3. Graphical models – James is concerned that he has contracted a new disease (J = 1). He shows suspicious symptoms: he has a sore throat (S = 1) and an elevated fever (F = 1). He has been in touch only with Ruth (R) over the last week and thinks she has infected him.

The following probabilities are given:

• the prior probability of Ruth having the disease is P(R = 1) = 1/4;

• Ruth spent a lot of time with James recently and is likely to have infected him if she is infectious P(J = 1|R = 1) = 3/4; clearly, she has not infected him if she does not have the disease;

• a person (say James) who has contracted the disease, always experiences a sore throat P(S = 1|J = 1) = 1 but has elevated fever only in half of the cases P(F = 1|J = 1) = 1/2; not having contracted the disease, James can still have elevated fever P(F = 1|J = 0) = 1/4 and a sore throat P(S = 1|J = 0) = 1/4

(a) Plot the directed acyclic graphical model that represents the problem.

(b) Write an expression for the joint probability of all variables in the problem as well as the probabilities given in the question.

(c) What is the probability that Ruth has the disease given that James has a sore throat and elevated fever P(R = 1|S = 1, F = 1)? [8 marks]

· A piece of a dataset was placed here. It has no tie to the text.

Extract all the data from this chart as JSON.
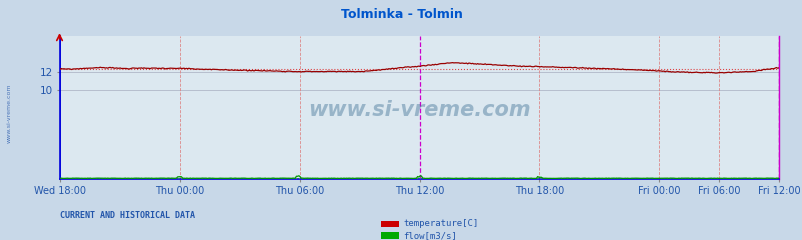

(d) After a while, James drinks some water and realizes that his sore throat was a result of not drinking enough so S = 0. What is the probability that Ruth has the disease now?

(e) Later in the day James is again unclear whether he has a sore throat or not. A lateral flow test (T) shows that Ruth is positive for the disease (T = 1). However, these tests are inaccurate and the probability of a person having the disease testing positive is 3/4, but also healthy individuals may test positive with a probability of 1/4. Given that James has an elevated fever (F = 1), what is the probability that he is ill?